Dimanche 21 juin 2015 - 12e dimanche de l’année B - Messe des familles - fête du catéchisme

Avez-vous peur d’être abandonnés ?

Job 38,1.8-11 - Psaume 106,21-22.24-31 - 2 Corinthiens 5,14-17 - Marc 4,35-41
dimanche 21 juin 2015.
 

Cette question est trop grave pour que vous y répondiez, les enfants, en tout cas à voix haute. D’ailleurs, elle est terrible aussi pour les adultes : nous tous, enfants des hommes, nous avons craint, tout-petits, d’être abandonné par notre mère. Et cette angoisse ne nous quitte pas au long de la vie, elle prend seulement des formes différentes au cours du temps et de notre histoire de famille.

Alors, une autre question : est-ce que cela a « chauffé » à la maison ? Les frottements et les crises sont inévitables en tout foyer. D’ailleurs, les enfants sont désemparés quand le conflit éclate entre les parents en leur présence.

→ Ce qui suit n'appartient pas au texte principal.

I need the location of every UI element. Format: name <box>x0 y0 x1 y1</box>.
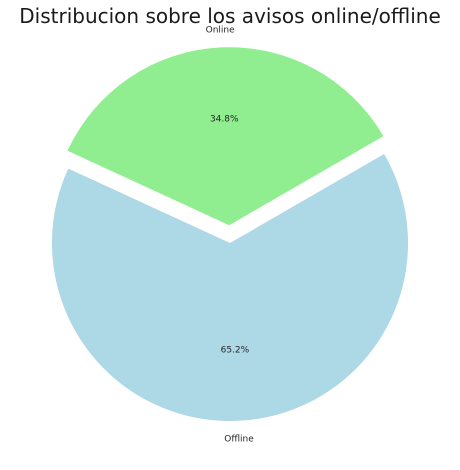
chart-title: Distribucion sobre los avisos online/off… <box>19 4 441 28</box>
percent-label-offline: 65.2% <box>221 346 250 356</box>
pie-slice-online <box>67 47 384 226</box>
slice-label-offline: Offline <box>224 435 254 445</box>
percent-label-online: 34.8% <box>210 115 239 125</box>
pie-slice-offline <box>51 154 409 421</box>
slice-label-online: Online <box>206 26 235 36</box>
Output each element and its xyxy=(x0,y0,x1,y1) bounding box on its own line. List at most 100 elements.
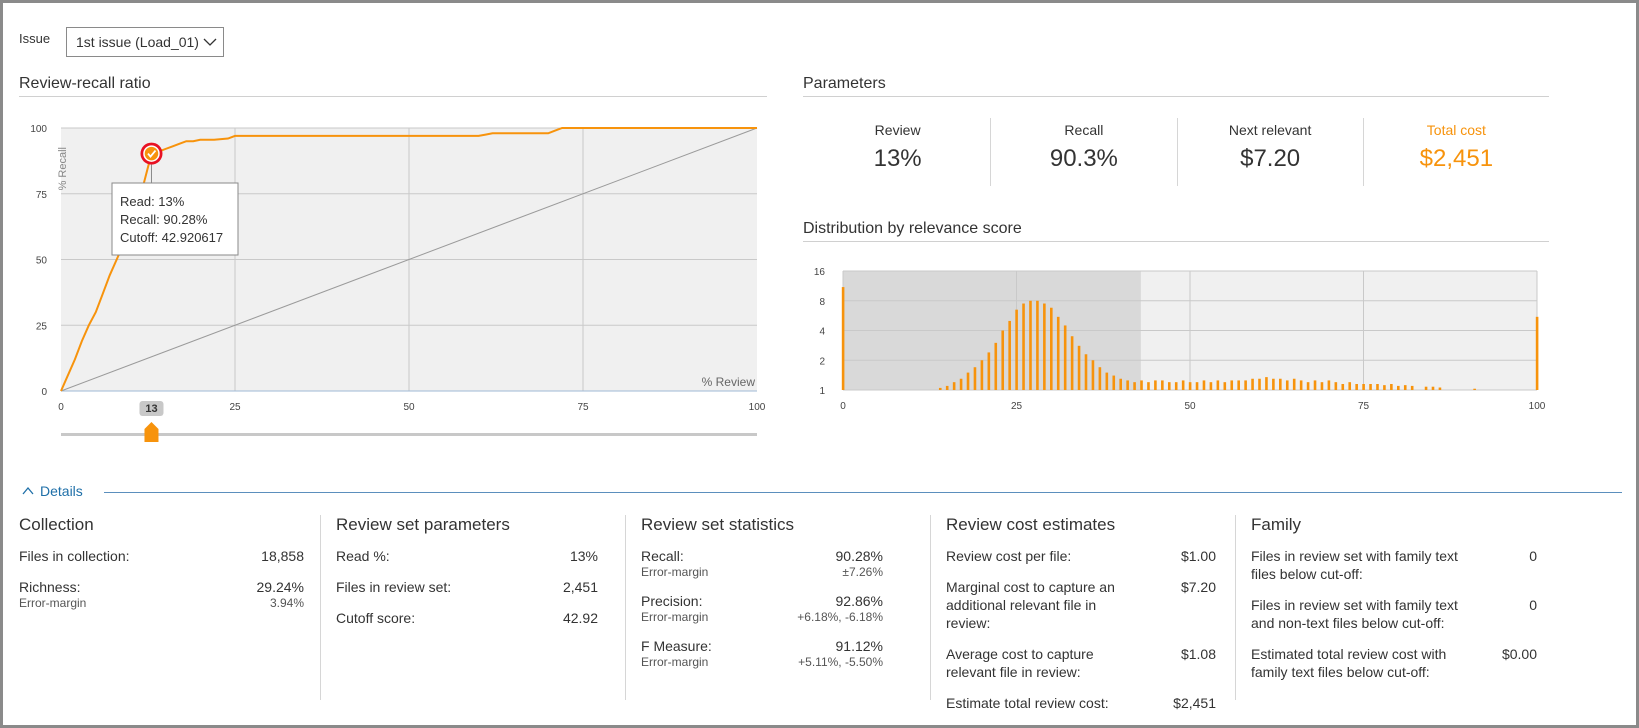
x-tick-label: 0 xyxy=(58,402,64,413)
histogram-bar xyxy=(1216,380,1220,390)
details-toggle[interactable]: Details xyxy=(22,483,83,499)
cutoff-marker[interactable] xyxy=(140,142,163,183)
detail-sub-value: ±7.26% xyxy=(842,565,883,579)
histogram-bar xyxy=(1112,375,1116,390)
details-column-review-cost-estimates: Review cost estimates Review cost per fil… xyxy=(946,515,1216,711)
slider-track[interactable] xyxy=(61,433,757,436)
histogram-bar xyxy=(1098,367,1102,390)
detail-value: $0.00 xyxy=(1501,646,1537,662)
column-title: Review set statistics xyxy=(641,515,795,534)
detail-value: 92.86% xyxy=(835,593,883,609)
histogram-bar xyxy=(1133,382,1136,390)
slider-handle[interactable] xyxy=(144,422,159,442)
histogram-bar xyxy=(1258,378,1261,390)
detail-key: Estimated total review cost with family … xyxy=(1251,646,1447,680)
detail-key: Review cost per file: xyxy=(946,548,1072,564)
recall-curve xyxy=(60,127,757,392)
detail-value: $1.00 xyxy=(1180,548,1216,564)
histogram-bar xyxy=(1403,385,1407,390)
detail-row: Average cost to capture relevant file in… xyxy=(946,645,1216,681)
detail-sub-key: Error-margin xyxy=(641,610,709,624)
detail-row: Review cost per file: $1.00 xyxy=(946,547,1216,565)
detail-sub-value: 3.94% xyxy=(269,596,304,610)
histogram-bar xyxy=(1167,382,1171,390)
detail-row: Files in review set: 2,451 xyxy=(336,578,598,596)
issue-dropdown[interactable]: 1st issue (Load_01) xyxy=(66,27,224,57)
y-tick-label: 0 xyxy=(41,387,47,398)
detail-value: 42.92 xyxy=(562,610,598,626)
histogram-bar xyxy=(1195,382,1199,390)
parameters-panel: Review 13% Recall 90.3% Next relevant $7… xyxy=(805,118,1549,186)
slider-value-label: 13 xyxy=(145,403,157,415)
x-tick-label: 50 xyxy=(1184,401,1196,412)
distribution-title: Distribution by relevance score xyxy=(803,220,1022,237)
detail-value: $2,451 xyxy=(1173,695,1216,711)
histogram-bar xyxy=(1362,384,1365,390)
histogram-bar xyxy=(938,387,942,390)
detail-sub-value: +6.18%, -6.18% xyxy=(797,610,883,624)
param-value: 13% xyxy=(873,145,922,172)
detail-key: Files in collection: xyxy=(19,548,130,564)
details-column-review-set-parameters: Review set parameters Read %: 13% Files in … xyxy=(336,515,598,700)
histogram-bar xyxy=(1306,382,1310,390)
histogram-bar xyxy=(1063,325,1067,390)
histogram-bar xyxy=(1147,382,1150,390)
histogram-bar xyxy=(1313,380,1317,390)
histogram-bar xyxy=(1355,384,1358,390)
histogram-bar xyxy=(1320,382,1324,390)
y-tick-label: 1 xyxy=(819,386,825,397)
details-divider xyxy=(104,492,1622,493)
detail-key: Cutoff score: xyxy=(336,610,416,626)
chevron-up-icon xyxy=(22,486,34,495)
tooltip: Read: 13% Recall: 90.28% Cutoff: 42.9206… xyxy=(111,182,239,256)
x-tick-label: 50 xyxy=(403,402,415,413)
detail-sub-key: Error-margin xyxy=(19,596,87,610)
param-label: Total cost xyxy=(1426,122,1486,138)
marker-inner[interactable] xyxy=(143,145,160,162)
detail-sub-key: Error-margin xyxy=(641,655,709,669)
x-tick-label: 75 xyxy=(577,402,589,413)
divider xyxy=(19,96,767,97)
histogram-bar xyxy=(1535,316,1539,390)
histogram-bar xyxy=(1084,354,1088,390)
histogram-bar xyxy=(1105,372,1109,390)
chevron-down-icon xyxy=(203,38,217,46)
y-tick-label: 25 xyxy=(36,321,48,332)
review-slider[interactable]: 13 xyxy=(61,401,757,442)
distribution-chart: 0 25 50 75 100 1 2 4 8 16 xyxy=(814,267,1546,412)
y-axis-label: % Recall xyxy=(57,147,69,190)
y-tick-label: 8 xyxy=(819,297,825,308)
histogram-bar xyxy=(1299,380,1303,390)
histogram-bar xyxy=(1202,380,1206,390)
histogram-bar xyxy=(1244,380,1247,390)
histogram-bar xyxy=(959,378,963,390)
histogram-bar xyxy=(1473,388,1476,390)
column-title: Review set parameters xyxy=(336,515,510,534)
histogram-bar xyxy=(1397,385,1400,390)
y-tick-label: 50 xyxy=(36,256,48,267)
histogram-bar xyxy=(1119,378,1122,390)
detail-value: $7.20 xyxy=(1180,579,1216,595)
histogram-bar xyxy=(1029,300,1032,390)
bars-group xyxy=(841,287,1539,390)
histogram-bar xyxy=(952,382,956,390)
detail-row: Estimate total review cost: $2,451 xyxy=(946,694,1216,712)
histogram-bar xyxy=(945,385,949,390)
divider xyxy=(803,241,1549,242)
column-title: Review cost estimates xyxy=(946,515,1116,534)
param-next-relevant: Next relevant $7.20 xyxy=(1178,118,1364,186)
y-tick-label: 4 xyxy=(819,327,825,338)
histogram-bar xyxy=(1154,380,1157,390)
histogram-bar xyxy=(1070,336,1074,390)
param-review: Review 13% xyxy=(805,118,992,186)
x-tick-label: 100 xyxy=(749,402,766,413)
detail-row: Recall: 90.28% Error-margin ±7.26% xyxy=(641,547,883,579)
series-group xyxy=(60,127,758,392)
x-tick-label: 25 xyxy=(1011,401,1023,412)
x-tick-label: 75 xyxy=(1358,401,1370,412)
detail-sub-value: +5.11%, -5.50% xyxy=(798,655,883,669)
column-divider xyxy=(320,515,321,700)
issue-dropdown-value: 1st issue (Load_01) xyxy=(76,34,199,50)
detail-value: 2,451 xyxy=(562,579,598,595)
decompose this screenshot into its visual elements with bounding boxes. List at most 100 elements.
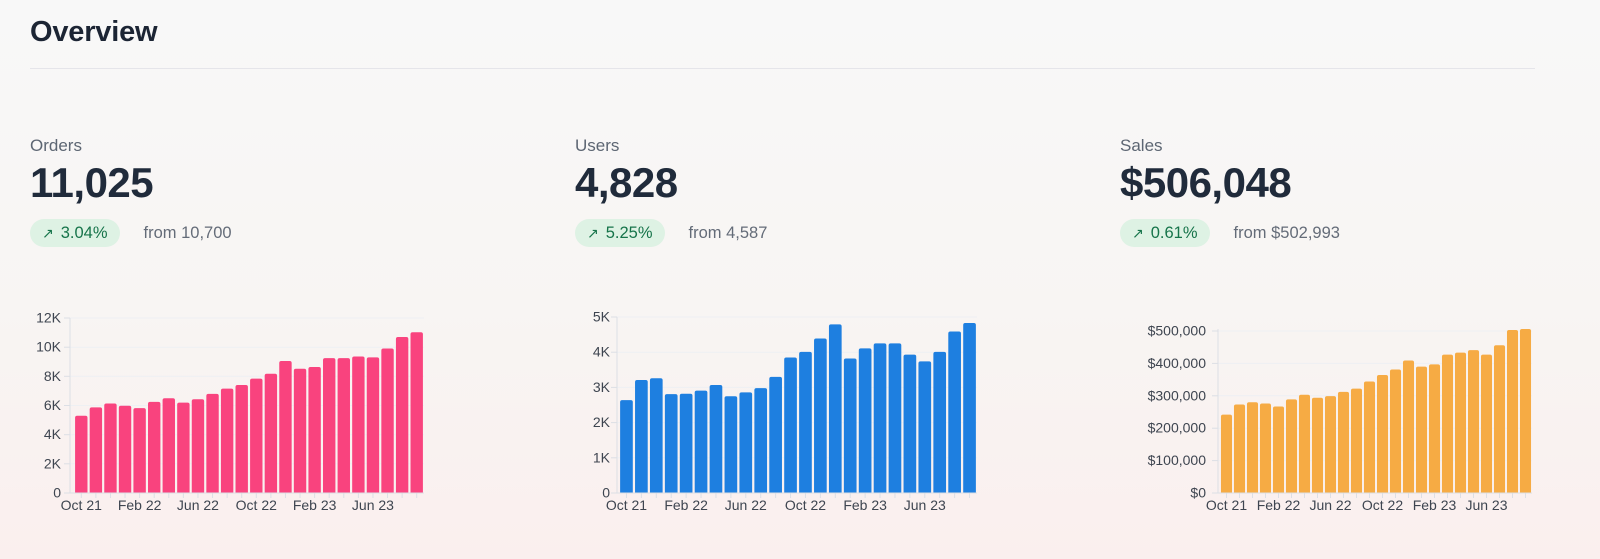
bar	[118, 405, 132, 493]
bar	[1519, 329, 1532, 493]
bar	[754, 388, 768, 493]
overview-page: Overview Orders 11,025 ↗ 3.04% from 10,7…	[30, 16, 1570, 513]
page-title: Overview	[30, 16, 158, 48]
y-tick-label: $0	[1190, 485, 1206, 501]
bar	[784, 357, 797, 493]
metric-label: Sales	[1120, 136, 1163, 155]
change-percent: 0.61%	[1150, 223, 1198, 242]
bar	[948, 331, 961, 493]
metric-label: Users	[575, 136, 620, 155]
bar-series	[1220, 329, 1532, 493]
bar	[1389, 369, 1402, 493]
bar	[620, 400, 633, 493]
bar	[1428, 364, 1441, 493]
orders-bar-chart: 0 2K 4K 6K 8K 10K 12K Oct 21 Feb 22 Jun 22 Oct 22 F…	[30, 298, 450, 513]
bar	[769, 376, 782, 493]
bar	[873, 343, 887, 493]
bar	[177, 402, 190, 493]
bar	[739, 392, 753, 493]
bar	[191, 399, 205, 493]
y-tick-label: $200,000	[1148, 420, 1207, 436]
y-tick-label: 5K	[593, 309, 611, 325]
bar	[104, 403, 117, 493]
bar	[1506, 329, 1519, 493]
previous-value: from $502,993	[1233, 223, 1340, 242]
bar	[903, 354, 917, 493]
card-users: Users 4,828 ↗ 5.25% from 4,587 0 1K 2K 3K 4K…	[575, 135, 995, 513]
bar	[933, 351, 947, 493]
bar	[395, 336, 409, 493]
bar	[1272, 406, 1285, 493]
bar	[220, 388, 234, 493]
bar	[649, 378, 663, 493]
y-tick-label: 2K	[593, 414, 611, 430]
y-tick-label: 8K	[44, 368, 62, 384]
stats-row: Orders 11,025 ↗ 3.04% from 10,700 0 2K 4K 6…	[30, 135, 1570, 513]
bar-series	[620, 323, 976, 493]
bar	[918, 361, 932, 493]
bar	[337, 358, 350, 493]
x-tick-label: Oct 21	[606, 497, 647, 513]
bar	[814, 338, 827, 493]
bar	[858, 348, 872, 493]
y-tick-label: $100,000	[1148, 452, 1207, 468]
bar	[133, 408, 146, 493]
bar	[366, 357, 380, 493]
x-tick-label: Jun 23	[352, 497, 394, 513]
sales-bar-chart: $0 $100,000 $200,000 $300,000 $400,000 $500,0…	[1148, 323, 1532, 513]
bar	[75, 415, 88, 493]
bar	[1363, 381, 1376, 493]
bar	[1311, 397, 1324, 493]
bar	[1441, 354, 1454, 493]
card-sales: Sales $506,048 ↗ 0.61% from $502,993 $0 $…	[1120, 135, 1540, 513]
bar	[89, 407, 103, 493]
orders-bar-chart: 0 2K 4K 6K 8K 10K 12K Oct 21 Feb 22 Jun 22 Oct 22 F…	[36, 310, 424, 513]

Dans le feu de l’action, chacun peut laisser échapper des paroles ou des gestes terribles qu’il regrettera lorsque, comme souvent, heureusement, le calme sera revenu avec une certaine concorde. Comme on voudrait alors ne pas avoir dit ou fait ce qui restera un remord insupportable. Certains mots laissent des traces, tels les coups les plus sévères.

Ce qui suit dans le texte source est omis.